Another noteworthy finding of our present systematic analysis is the identification of 744 aa replacements at different positions of the entire SARS-CoV-2 proteomes due to nonsynonymous mutations in SAR-CoV-2 genomes. We found 412 aa replacements in polyproteins ORF1ab of SARS-CoV-2 and 228 in the structural proteins comprising 120, 15, 11 and 82 positions in S, M, E, and N proteins, respectively. Besides structural proteins, 48, 5, 25, 16 and 10 aa replacements were identified in the accessory proteins, ORF3a, ORF6, ORF7ab, ORF8, and ORF10, respectively (Supplementary Table 1b). The protein sequence heterogeneity profile obtained from Fingerprint analysis revealed significant heterogeneity in the aa residues within immunologically important structural proteins, S, E and M of different strains of SARS-CoV-2 (Fig. 2). Also, the high morbidity and mortality of immune-compromised patients infected by COVID-19 might be correlated with the disastrous consequences of these mutations 5,11 .

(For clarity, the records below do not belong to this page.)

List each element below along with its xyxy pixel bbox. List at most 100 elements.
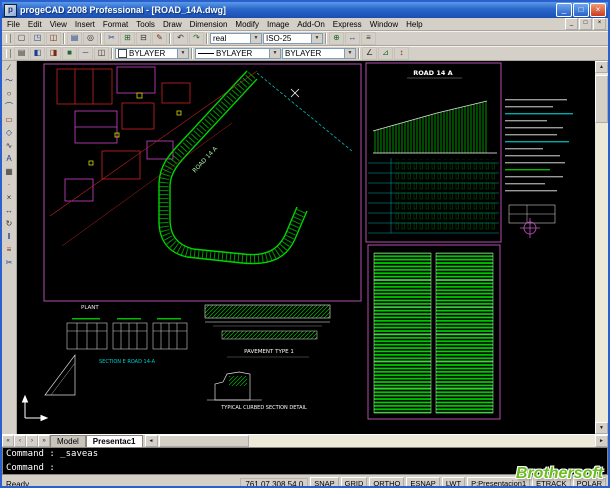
match-properties-button[interactable]: ✎ [152, 32, 167, 45]
chevron-down-icon[interactable]: ▼ [311, 34, 322, 43]
menu-edit[interactable]: Edit [24, 20, 46, 29]
move-tool[interactable]: ↔ [3, 205, 16, 218]
color-combo[interactable]: BYLAYER ▼ [115, 48, 189, 59]
layout-tab-bar: « ‹ › » Model Presentac1 ◄ ► [2, 434, 608, 447]
tab-next-button[interactable]: › [26, 435, 38, 447]
explorer-button[interactable]: ◫ [94, 47, 109, 60]
linetype-combo[interactable]: BYLAYER ▼ [195, 48, 281, 59]
lineweight-combo[interactable]: BYLAYER ▼ [282, 48, 356, 59]
redo-button[interactable]: ↷ [189, 32, 204, 45]
menu-express[interactable]: Express [329, 20, 366, 29]
polygon-tool[interactable]: ◇ [3, 127, 16, 140]
zoom-button[interactable]: ⊕ [329, 32, 344, 45]
tab-last-button[interactable]: » [38, 435, 50, 447]
elevation-button[interactable]: ↕ [394, 47, 409, 60]
properties-button[interactable]: ≡ [361, 32, 376, 45]
menu-dimension[interactable]: Dimension [186, 20, 232, 29]
chevron-down-icon[interactable]: ▼ [250, 34, 261, 43]
mdi-minimize-button[interactable]: _ [565, 18, 578, 30]
window-title: progeCAD 2008 Professional - [ROAD_14A.d… [20, 5, 226, 15]
hscroll-thumb[interactable] [159, 435, 249, 447]
menu-image[interactable]: Image [263, 20, 293, 29]
trim-tool[interactable]: ✂ [3, 257, 16, 270]
horizontal-scrollbar[interactable]: ◄ ► [145, 435, 609, 447]
hscroll-track[interactable] [158, 435, 596, 447]
scroll-down-icon[interactable]: ▼ [595, 422, 608, 434]
close-button[interactable]: × [590, 3, 606, 17]
lwt-toggle[interactable]: LWT [442, 477, 465, 488]
tab-prev-button[interactable]: ‹ [14, 435, 26, 447]
esnap-toggle[interactable]: ESNAP [406, 477, 439, 488]
rotate-tool[interactable]: ↻ [3, 218, 16, 231]
ucs-icon [23, 396, 48, 421]
polyline-tool[interactable]: 〜 [3, 75, 16, 88]
menu-format[interactable]: Format [99, 20, 132, 29]
linetype-manager-button[interactable]: ─ [78, 47, 93, 60]
mdi-restore-button[interactable]: □ [579, 18, 592, 30]
ortho-tool-button[interactable]: ∠ [362, 47, 377, 60]
hatch-tool[interactable]: ▦ [3, 166, 16, 179]
toolbar-separator [191, 48, 193, 59]
chevron-down-icon[interactable]: ▼ [269, 49, 280, 58]
undo-button[interactable]: ↶ [173, 32, 188, 45]
layers-button[interactable]: ▤ [14, 47, 29, 60]
new-button[interactable]: ▢ [14, 32, 29, 45]
text-tool[interactable]: A [3, 153, 16, 166]
menu-file[interactable]: File [3, 20, 24, 29]
curb-detail-label: TYPICAL CURBED SECTION DETAIL [220, 405, 307, 411]
layer-previous-button[interactable]: ◨ [46, 47, 61, 60]
scroll-up-icon[interactable]: ▲ [595, 61, 608, 73]
color-control-button[interactable]: ■ [62, 47, 77, 60]
maximize-button[interactable]: □ [573, 3, 589, 17]
tab-first-button[interactable]: « [2, 435, 14, 447]
tab-presentac1[interactable]: Presentac1 [86, 435, 143, 447]
paste-button[interactable]: ⊟ [136, 32, 151, 45]
mdi-close-button[interactable]: × [593, 18, 606, 30]
save-button[interactable]: ◫ [46, 32, 61, 45]
menu-tools[interactable]: Tools [132, 20, 159, 29]
minimize-button[interactable]: _ [556, 3, 572, 17]
arc-tool[interactable]: ⌒ [3, 101, 16, 114]
menu-help[interactable]: Help [402, 20, 426, 29]
spline-tool[interactable]: ∿ [3, 140, 16, 153]
measure-button[interactable]: ⊿ [378, 47, 393, 60]
rectangle-tool[interactable]: ▭ [3, 114, 16, 127]
menu-window[interactable]: Window [366, 20, 402, 29]
line-tool[interactable]: ∕ [3, 62, 16, 75]
command-input-line[interactable]: Command : [6, 463, 604, 473]
point-tool[interactable]: · [3, 179, 16, 192]
pan-button[interactable]: ↔ [345, 32, 360, 45]
layer-states-button[interactable]: ◧ [30, 47, 45, 60]
mirror-tool[interactable]: ‖ [3, 231, 16, 244]
dim-style-combo[interactable]: ISO-25 ▼ [263, 33, 323, 44]
grid-toggle[interactable]: GRID [341, 477, 368, 488]
scroll-left-icon[interactable]: ◄ [145, 435, 158, 447]
print-preview-button[interactable]: ◎ [83, 32, 98, 45]
cut-button[interactable]: ✂ [104, 32, 119, 45]
print-button[interactable]: ▤ [67, 32, 82, 45]
scroll-right-icon[interactable]: ► [595, 435, 608, 447]
menu-view[interactable]: View [46, 20, 71, 29]
snap-toggle[interactable]: SNAP [310, 477, 338, 488]
menu-addon[interactable]: Add-On [293, 20, 329, 29]
open-button[interactable]: ◳ [30, 32, 45, 45]
erase-tool[interactable]: × [3, 192, 16, 205]
ortho-toggle[interactable]: ORTHO [369, 477, 404, 488]
toolbar-grip[interactable] [6, 34, 11, 43]
toolbar-grip[interactable] [6, 49, 11, 58]
chevron-down-icon[interactable]: ▼ [344, 49, 355, 58]
vertical-scrollbar[interactable]: ▲ ▼ [595, 61, 608, 434]
text-style-combo[interactable]: real ▼ [210, 33, 262, 44]
tab-model[interactable]: Model [50, 435, 86, 447]
menu-modify[interactable]: Modify [231, 20, 263, 29]
circle-tool[interactable]: ○ [3, 88, 16, 101]
vscroll-thumb[interactable] [595, 75, 608, 123]
offset-tool[interactable]: ≡ [3, 244, 16, 257]
vscroll-track[interactable] [595, 73, 608, 422]
menu-draw[interactable]: Draw [159, 20, 186, 29]
menu-insert[interactable]: Insert [71, 20, 99, 29]
chevron-down-icon[interactable]: ▼ [177, 49, 188, 58]
app-icon: p [4, 4, 17, 17]
drawing-canvas[interactable]: ROAD 14 A PLANT ROAD 14 A [17, 61, 595, 434]
copy-button[interactable]: ⊞ [120, 32, 135, 45]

Amino-acid (aa) residues heterogeneity in (a) S, (b) E and (c) M proteins of SARS-CoV-2. The Fingerprint 39 protein analysis showed that aa residues in S, M and E proteins varied due to change and/or substitutions in their positions.

Severe acute respiratory syndrome coronavirus-2 (SARS-CoV-2), a novel evolutionary divergent RNA virus, is responsible for the present devastating COVID-19 pandemic. To explore the genomic signatures, we comprehensively analyzed 2,492 complete and/or near-complete genome sequences of SARS-CoV-2 strains reported from across the globe to the GISAID database up to 30 March 2020. Genome-wide annotations revealed 1,516 nucleotide-level variations at different positions throughout the entire genome of SARS-CoV-2. Moreover, nucleotide (nt) deletion analysis found twelve deletion sites throughout the genome other than previously reported deletions at coding sequence of the ORF8 (open reading frame), spike, and ORF7a proteins, specifically in polyprotein ORF1ab (n = 9), ORF10 (n = 1), and 3´-UTR (n = 2). Evidence from the systematic gene-level mutational and protein profile analyses revealed a large number of amino acid (aa) substitutions (n = 744), demonstrating the viral proteins heterogeneous. Notably, residues of receptor-binding domain (RBD) showing crucial interactions with angiotensin-converting enzyme 2 (ACE2) and cross-reacting neutralizing antibody were found to be conserved among the analyzed virus strains, except for replacement of lysine with arginine at 378th position of the cryptic epitope of a Shanghai isolate, hCoV-19/Shanghai/SH0007/2020 (EPI_ISL_416320). Furthermore, our results of the preliminary epidemiological data on SARS-CoV-2 infections revealed that frequency of aa mutations were relatively higher in the SARS-CoV-2 genome sequences of Europe (43.07%) followed by Asia (38.09%), and North America (29.64%) while case fatality rates remained higher in the European temperate countries, such as Italy, Spain, Netherlands, France, England and Belgium. Thus, the present method of genome annotation employed at this early pandemic stage could be a promising tool for monitoring and tracking the continuously evolving pandemic situation, the associated genetic variants, and their implications for the development of effective control and prophylaxis strategies.